Key Growth Drivers and Product Launches
The export segment continues to be a key growth driver, contributing 82% of the financial year revenues, with Europe showing a strong 40% share. Backward integration initiatives progressed to 76% in FY26. New product launches in FY26 included a key cardiovascular product contributing to Q4 FY26 and an ADHD product with strong demand in LATAM and Europe. A liquid anaesthetic product was also commercialized.
For FY27, the company plans to launch approximately 2 new products in anesthetics and ADHD portfolios to enhance market penetration. The company has secured clearances for the Patalganga land, with phased development set to begin in FY27. Guidance for FY27 includes approximately 20% annual growth in revenue and an EBITDA margin of 33% to 35%, targeting a revenue milestone of INR1,000 crores.

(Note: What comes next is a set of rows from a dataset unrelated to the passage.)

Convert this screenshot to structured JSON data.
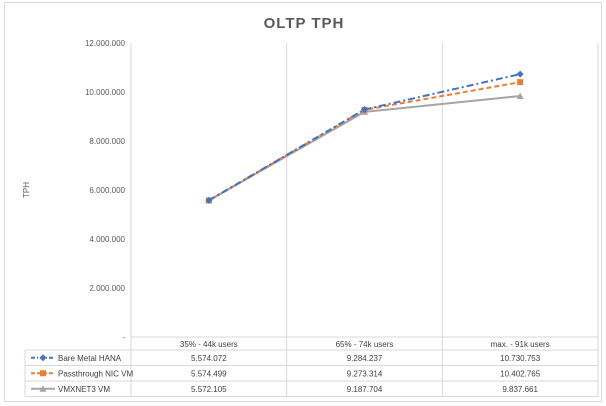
{
  "chart_data": {
    "type": "line",
    "title": "OLTP TPH",
    "ylabel": "TPH",
    "xlabel": "",
    "categories": [
      "35% - 44k users",
      "65% - 74k users",
      "max. - 91k users"
    ],
    "ylim": [
      0,
      12000000
    ],
    "yticks": [
      "-",
      "2.000.000",
      "4.000.000",
      "6.000.000",
      "8.000.000",
      "10.000.000",
      "12.000.000"
    ],
    "grid": "vertical category lines",
    "legend": "data table below chart",
    "series": [
      {
        "name": "Bare Metal HANA",
        "values": [
          5574072,
          9284237,
          10730753
        ],
        "labels": [
          "5.574.072",
          "9.284.237",
          "10.730.753"
        ],
        "color": "#4472c4",
        "dash": "dash-dot",
        "marker": "diamond"
      },
      {
        "name": "Passthrough NIC VM",
        "values": [
          5574499,
          9273314,
          10402765
        ],
        "labels": [
          "5.574.499",
          "9.273.314",
          "10.402.765"
        ],
        "color": "#ed7d31",
        "dash": "dash",
        "marker": "square"
      },
      {
        "name": "VMXNET3 VM",
        "values": [
          5572105,
          9187704,
          9837661
        ],
        "labels": [
          "5.572.105",
          "9.187.704",
          "9.837.661"
        ],
        "color": "#a5a5a5",
        "dash": "solid",
        "marker": "triangle"
      }
    ]
  }
}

Operational and Regulatory Updates
The company is focusing on expanding regulated markets and strengthening its competitive edge through backward integration and regulatory expertise. Capital expenditure for FY26 was INR152 crores, primarily on the Ambernath facility and other projects. The Patalganga facility is planned with a Phase 1 capex of approximately INR200 crores.
In terms of R&D, Supriya Lifescience has set up two new R&D labs and is focusing on new APIs, niche molecules, and formulations. The company is exploring CMO, CDMO, and CRO opportunities. Management expects continued growth of 20% plus year-on-year, with potential acceleration upon full commercialization of Ambernath and Patalganga.
Market Outlook and Strategy
Management highlighted a ‘China Plus One’ strategy to avoid direct competition within India and focus on export markets. The company is not seeing significant pricing pressure on its main products due to its agile working model and ability to pass on raw material cost increases. The focus remains on regulated markets for higher margins, with semi-regulated markets serving as an entry point for new products.
Regarding the US market, management acknowledged that the current portfolio has a larger presence in Europe and LATAM, but new product launches are expected to increase exposure to the US market over the next 3-4 years.
Outlook for Next Steps
The company anticipates revenue from the GLP-1 product development segment in approximately 2 years. Net working capital days are expected to stabilize between 170 to 180 days. The EBITDA margin is projected to remain between 33% to 35%, considering the ongoing launch of new products in both semi-regulated and regulated markets.